夜に訪れるカニ

 小学1年生の子と一緒に、近くの水路へ魚捕りに行った時のことです。その子が水路の縁を見て、「え!・・・カニじゃん!でかい!」と興奮しつつ、網を使って見事捕まえることができました。サイズが大きく、カゴに入ったカニを何度も見入るほどでした。

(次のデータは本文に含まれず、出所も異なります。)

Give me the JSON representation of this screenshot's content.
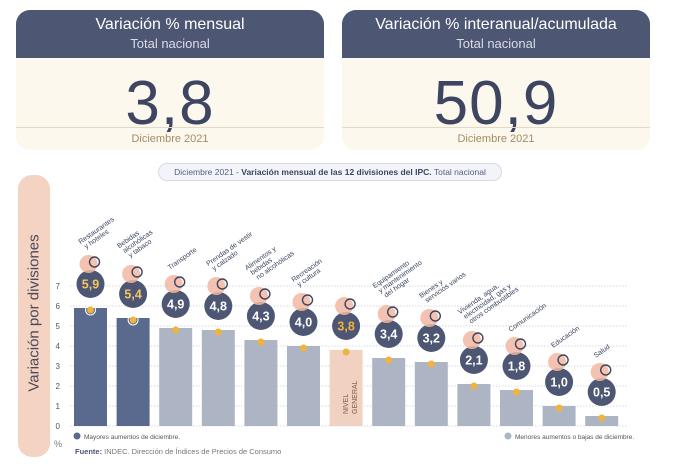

 帰り道、彼が「これ、持って帰る!」と絶対に譲れない雰囲気でした。

 すると続けて、

「でも持って帰ったら、夜にカニの仲間が家にたくさんやってくるかもしれん…」

と神妙な面持ちで話すのです。

「そうなん!?カニの仲間たちが助けにやってくるのか!」

「うん。」

 今日は恐い夜になりそうですね。

「それ、まずいんじゃないん?カニがたくさん来たらどうするん?」

「全部やっつける!」

 勇敢だ。

 まあ、彼がどこまで本気だったのかは分かりません。しかし、「こんな大きいカニを持って帰ったらどうなるんだろう?大丈夫なのか?」と想像を膨らませてしまうほど、彼にとっては大きなカニだったのでしょう。こんな何気ないやり取りを子ども達としている時にこそ、不思議と救われた気持ちになるんですよね。(カニは結局、持って帰ることになりました。)